标题： 一个简单自适应的密度平方积分估计器 显示英文标题

标题： A simple adaptive estimator of the integrated square of a density

摘要： 给定一个独立同分布样本$X_1,...,X_n$，其具有属于实数线上阶数为$\alpha$的Sobolev空间的公共有界密度$f_0$，考虑二次泛函$\int_{\mathbb{R}}f_0^2(x) \mathrm{d}x$的估计问题。结果显示，如果$\alpha>1/4$，则基于核的最简单插件估计量\[\frac{2}{n(n-1)h_n}\sum_{1\leq i<j\leq n}K\biggl(\frac{X_i-X_j}{h_n}\biggr)\]是渐近有效的；如果$\alpha\le1/4$，则它是速率最优的。 随后提出了一种基于数据驱动的规则来选择带宽$h_n$，它不依赖于$\alpha$的先验知识，从而使得相应的估计量对于$\alpha \leq1/4$是速率自适应的，并且在$\alpha>1/4$成立时渐近有效。 显示英文摘要

摘要： Given an i.i.d. sample $X_1,...,X_n$ with common bounded density $f_0$ belonging to a Sobolev space of order $\alpha$ over the real line, estimation of the quadratic functional $\int_{\mathbb{R}}f_0^2(x) \mathrm{d}x$ is considered.

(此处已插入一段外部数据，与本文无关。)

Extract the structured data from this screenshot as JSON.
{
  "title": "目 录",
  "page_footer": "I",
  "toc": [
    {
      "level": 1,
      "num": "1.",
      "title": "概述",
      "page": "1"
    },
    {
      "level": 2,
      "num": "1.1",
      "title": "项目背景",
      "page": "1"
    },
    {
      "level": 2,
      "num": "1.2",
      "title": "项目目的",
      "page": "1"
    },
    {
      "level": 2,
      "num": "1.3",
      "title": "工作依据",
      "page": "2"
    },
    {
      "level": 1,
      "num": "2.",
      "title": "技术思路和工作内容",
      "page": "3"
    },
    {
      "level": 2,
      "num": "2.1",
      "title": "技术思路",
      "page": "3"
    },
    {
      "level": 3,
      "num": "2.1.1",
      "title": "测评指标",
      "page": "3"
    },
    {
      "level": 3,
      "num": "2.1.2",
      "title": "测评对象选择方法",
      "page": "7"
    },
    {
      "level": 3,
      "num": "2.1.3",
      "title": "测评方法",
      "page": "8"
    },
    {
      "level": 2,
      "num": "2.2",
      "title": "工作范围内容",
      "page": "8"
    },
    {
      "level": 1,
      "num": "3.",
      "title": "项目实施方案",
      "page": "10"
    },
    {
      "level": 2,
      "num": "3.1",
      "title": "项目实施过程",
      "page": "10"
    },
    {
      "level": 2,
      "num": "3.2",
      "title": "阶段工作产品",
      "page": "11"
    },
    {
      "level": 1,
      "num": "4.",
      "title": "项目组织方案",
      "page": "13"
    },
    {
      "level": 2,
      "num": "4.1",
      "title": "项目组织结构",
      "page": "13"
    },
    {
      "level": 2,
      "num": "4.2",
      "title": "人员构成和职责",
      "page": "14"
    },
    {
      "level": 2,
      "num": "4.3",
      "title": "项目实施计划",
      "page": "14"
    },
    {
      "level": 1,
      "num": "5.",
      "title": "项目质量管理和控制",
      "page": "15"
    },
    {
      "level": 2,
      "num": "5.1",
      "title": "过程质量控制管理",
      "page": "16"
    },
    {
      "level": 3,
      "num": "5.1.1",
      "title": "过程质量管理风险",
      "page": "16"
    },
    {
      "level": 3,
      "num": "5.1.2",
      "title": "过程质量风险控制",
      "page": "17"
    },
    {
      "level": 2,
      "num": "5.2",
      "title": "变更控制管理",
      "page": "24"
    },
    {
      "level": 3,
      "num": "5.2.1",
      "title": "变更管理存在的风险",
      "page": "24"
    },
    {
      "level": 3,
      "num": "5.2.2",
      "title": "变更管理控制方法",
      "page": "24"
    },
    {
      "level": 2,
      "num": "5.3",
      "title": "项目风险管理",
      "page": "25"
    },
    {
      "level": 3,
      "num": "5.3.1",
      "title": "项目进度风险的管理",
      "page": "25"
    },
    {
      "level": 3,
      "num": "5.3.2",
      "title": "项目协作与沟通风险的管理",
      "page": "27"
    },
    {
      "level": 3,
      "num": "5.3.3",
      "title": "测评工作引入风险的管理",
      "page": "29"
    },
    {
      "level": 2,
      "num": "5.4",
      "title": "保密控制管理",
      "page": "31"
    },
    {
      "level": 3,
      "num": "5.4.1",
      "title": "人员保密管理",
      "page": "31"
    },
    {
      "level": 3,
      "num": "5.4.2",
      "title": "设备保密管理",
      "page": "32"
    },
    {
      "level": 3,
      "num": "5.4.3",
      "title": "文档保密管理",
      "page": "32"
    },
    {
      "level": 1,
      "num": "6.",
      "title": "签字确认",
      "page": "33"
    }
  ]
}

It is shown that the simplest kernel-based plug-in estimator \[\frac{2}{n(n-1)h_n}\sum_{1\leq i<j\leq n}K\biggl(\frac{X_i-X_j}{h_n}\biggr)\] is asymptotically efficient if $\alpha>1/4$ and rate-optimal if $\alpha\le1/4$. A data-driven rule to choose the bandwidth $h_n$ is then proposed, which does not depend on prior knowledge of $\alpha$, so that the corresponding estimator is rate-adaptive for $\alpha \leq1/4$ and asymptotically efficient if $\alpha>1/4$.